Ник повалялся на диване, почитал "Холодные берега" про беглого вора Ильмара и беглого принца Маркуса, замечая, что слэша в этой книге - Ксюша бы прыгала от радости. Тут позвонил телефон. Ник откашлялся и поднял трубку.
- Алло?
- Перов? - Игорь Петрович. Неужели...
- Да!
- Я обещал позвонить во вторник, но думаю, что не надо вас мучить. Я думаю, что вы подойдете на роль Валентина больше всего.
"Ой, мама!"
- Ой, спасибо.
- А что у вас с голосом?
- Вы не знаете? Я тут... в воду упал. В реку. Я уже выздоравливаю! - "Значит, это не он был. Или он думает, что я его не узнал?" - Спасибо вам. Вы меня спасли.
- Так уж и спас?.. Вы сможете прийти в среду? Вы выздоровеете?
- Да! - Ну вот и хорошо.
Ник положил трубку и радостно заскакал по комнате. Потом решил "добить" соседей.
- На внешнем рейде дремлют танкеры, и здешние, и иностранные. И в кубрик сны приходят странные про марсианские моря. А нам бы снились трубачи, все маленькие и упрямые, спокойно-злые и те самые, что вдруг в ночи заговорят, о том, как стоптанный асфальт взорвется яростными травами и ляжет на плечо мальчишечье ладонь зеленого листа, когда трубы звенящий альт расскажет нам, как были правы мы, и в наступившем вдруг затишье все станет на свои места...
Ник подходил к театру и очень боялся. Внутри все дрожало. Он мысленно оглядел себя со стороны - пальто, которое было ему уже коротковато - он его носил третий год, джинсы - тоже не новые, тонкий белый бадлон и форменная серая жилетка - более подходящей одежды он не нашел. Даа, видок у него... не очень. Взять хотя бы вон того парня, мирно покуривавшего у входа. Вот у него все так и блестит - кожаная куртка, отглаженные брюки, гладкие темные волосы - не черные, как у Ника, а темно-русые. Он подошел к молодому человеку ближе.

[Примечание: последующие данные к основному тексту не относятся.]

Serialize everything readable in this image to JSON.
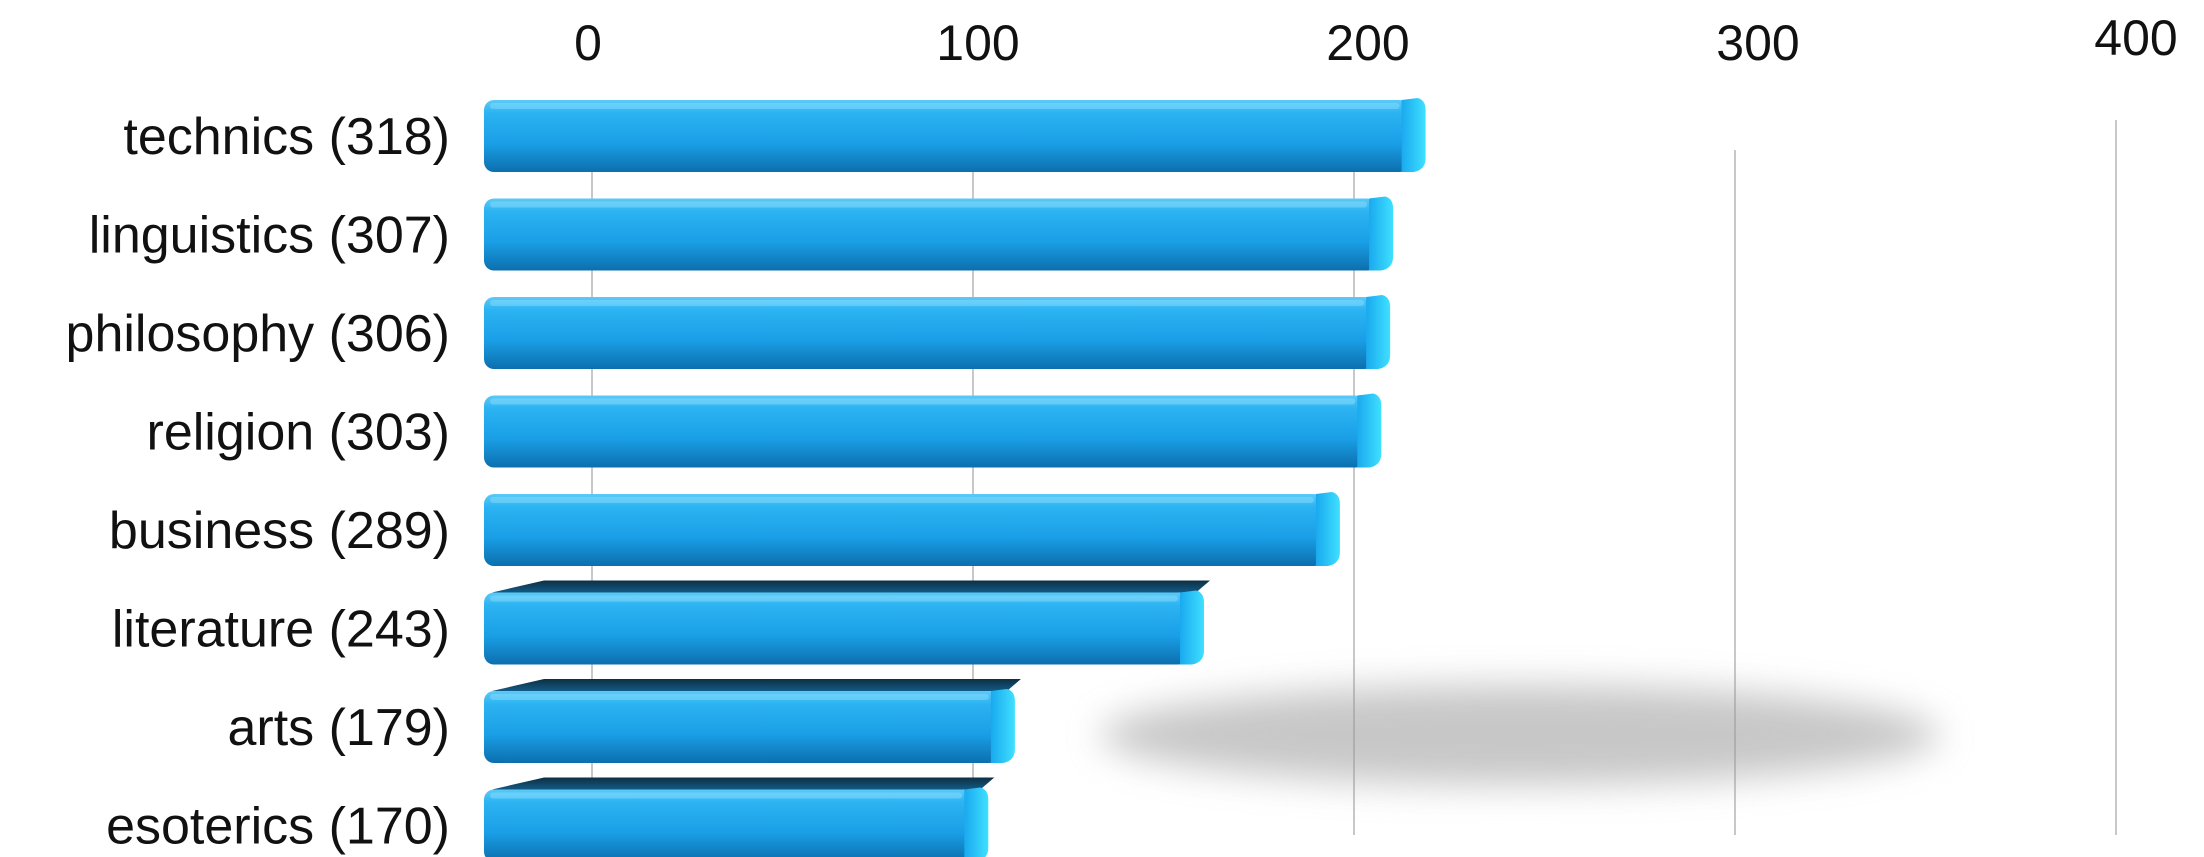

Тот повернулся к нему и снял дорогие темные очки. Прищурил глаза - такие знакомые, темно-карие, с оттенком каким-то средним между чаем и какао...
Черт. И куча других нецензурных слов.
"Рыбаков! Молоток! Господи, за что же мне так не везет!"
- О, да это же мой старый знакомый. Ля... Никита Перов! Какая встреча!
И эта идиотская насмешливая улыбка. О, Боже...
Примечание - все песни в этой части - на слова В.П. Крапивина.